The function should take as parameters:
- the initial guess x0,
- learning rate alpha,
- and number of iterations n.
The function should return the list of x-values and f(x)-values for each iteration. (10 Marks)

In [2]:
import sympy as sp

x = sp.symbols('x')
fn = x**2 - 6*x + 9

In [8]:
fn_prime = sp.diff(fn, x)

def gradient_descent(x0: float, alpha: float, n: int):
    x_values = [x0]
    fx_values = [float(fn.subs(x, x0))]
    x_value = x0
    for it in range(n):
        gradient = fn_prime.subs(x, x_value)
        new_x_value = x_value - alpha * gradient
        x_values.append(float(new_x_value))
        fx_values.append(float(fn.subs(x, new_x_value)))
        x_value = new_x_value

    return x_values, fx_values


b) Run your function with x0 = 2, alpha = 0.1, and n = 10. Present the output as a table
with columns: iteration, x-value, f(x)-value.

In [5]:
%pip install prettytable
from prettytable import PrettyTable

Collecting prettytable
  Downloading prettytable-3.16.0-py3-none-any.whl.metadata (33 kB)
Downloading prettytable-3.16.0-py3-none-any.whl (33 kB)
Installing collected packages: prettytable
Successfully installed prettytable-3.16.0
Note: you may need to restart the kernel to use updated packages.


In [10]:
x_values, fx_values = gradient_descent(2, 0.1, 10)

table = PrettyTable(['step', 'x value', 'f(x) value'])

for i, (xv,fxv) in enumerate(zip(x_values, fx_values)):
    table.add_row([i, round(xv, 6), round(fxv, 6)])

print(table)

+------+----------+------------+
| step | x value  | f(x) value |
+------+----------+------------+
|  0   |    2     |    1.0     |
|  1   |   2.2    |    0.64    |
|  2   |   2.36   |   0.4096   |
|  3   |  2.488   |  0.262144  |
|  4   |  2.5904  |  0.167772  |
|  5   | 2.67232  |  0.107374  |
|  6   | 2.737856 |  0.068719  |
|  7   | 2.790285 |  0.04398   |
|  8   | 2.832228 |  0.028147  |
|  9   | 2.865782 |  0.018014  |
|  10  | 2.892626 |  0.011529  |
+------+----------+------------+


c) Explain what would happen if the learning rate were set to 1 instead of 0.1, using insights from your code and outputs. (4mks)

In [11]:
x_values, fx_values = gradient_descent(2, 1, 10)
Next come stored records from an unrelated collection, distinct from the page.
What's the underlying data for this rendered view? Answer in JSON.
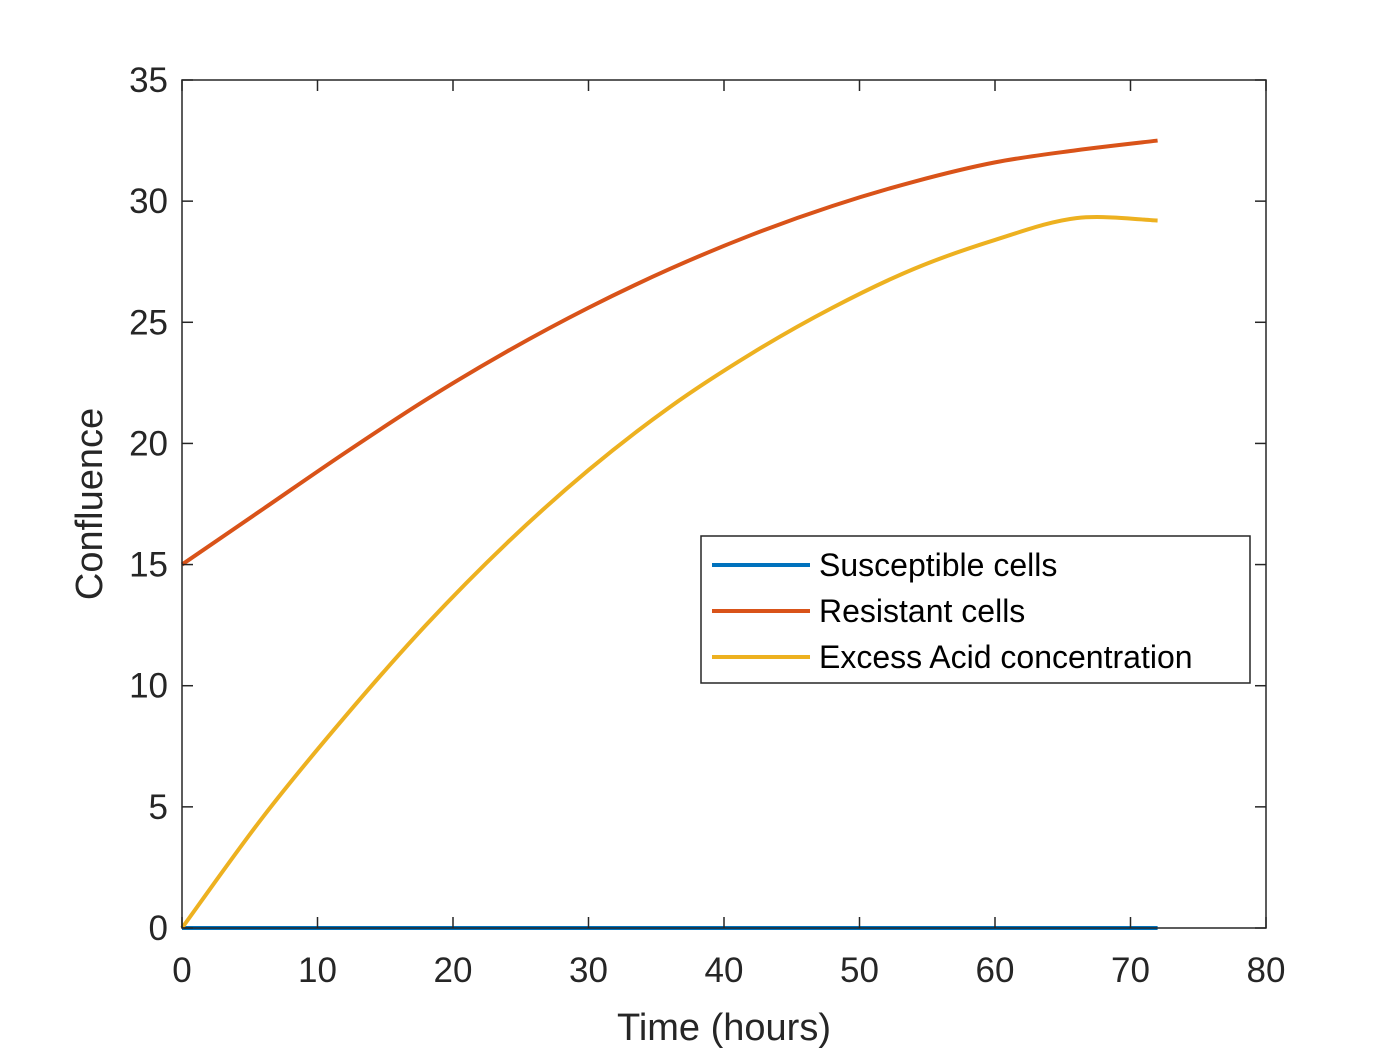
{
  "chart_data": {
    "type": "line",
    "title": "",
    "xlabel": "Time (hours)",
    "ylabel": "Confluence",
    "xlim": [
      0,
      80
    ],
    "ylim": [
      0,
      35
    ],
    "xticks": [
      0,
      10,
      20,
      30,
      40,
      50,
      60,
      70,
      80
    ],
    "yticks": [
      0,
      5,
      10,
      15,
      20,
      25,
      30,
      35
    ],
    "grid": false,
    "legend_position": "center-right",
    "x": [
      0,
      6,
      12,
      18,
      24,
      30,
      36,
      42,
      48,
      54,
      60,
      66,
      72
    ],
    "series": [
      {
        "name": "Susceptible cells",
        "color": "#0072BD",
        "values": [
          0,
          0,
          0,
          0,
          0,
          0,
          0,
          0,
          0,
          0,
          0,
          0,
          0
        ]
      },
      {
        "name": "Resistant cells",
        "color": "#D95319",
        "values": [
          15.0,
          17.3,
          19.6,
          21.8,
          23.8,
          25.6,
          27.2,
          28.6,
          29.8,
          30.8,
          31.6,
          32.1,
          32.5
        ]
      },
      {
        "name": "Excess Acid concentration",
        "color": "#EDB120",
        "values": [
          0,
          4.6,
          8.7,
          12.5,
          15.9,
          18.9,
          21.5,
          23.7,
          25.6,
          27.2,
          28.4,
          29.3,
          29.2
        ]
      }
    ]
  }
}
table = PrettyTable(['step', 'x value', 'f(x) value'])

for i, (xv,fxv) in enumerate(zip(x_values, fx_values)):
    table.add_row([i, round(xv, 6), round(fxv, 6)])

print(table)

+------+---------+------------+
| step | x value | f(x) value |
+------+---------+------------+
|  0   |    2    |    1.0     |
|  1   |   4.0   |    1.0     |
|  2   |   2.0   |    1.0     |
|  3   |   4.0   |    1.0     |
|  4   |   2.0   |    1.0     |
|  5   |   4.0   |    1.0     |
|  6   |   2.0   |    1.0     |
|  7   |   4.0   |    1.0     |
|  8   |   2.0   |    1.0     |
|  9   |   4.0   |    1.0     |
|  10  |   2.0   |    1.0     |
+------+---------+------------+


As shown above, this would cause the x values to grow too fast, which would inevitably make us miss the actual x value that minimizes 
the function above. As seen the function values, denoted f(x) values in the table above, do not go down at all towards 0, instead, they
remain at one because we are not converging toward the actual value that minimizes the function, rather just skipping over it. using a learning rate of 0.1, the x values were moving towards 3 while the fx values were converging towards o, which means that the actual value that minimizes the function was closer to 3. Using a learning rate of 1, we completely skip over this value, hence the function is not minimized at all. Implying that lower learning rates lead to better results, as it allows for smaller minor corrections to the x value to find the value that minimizes the function.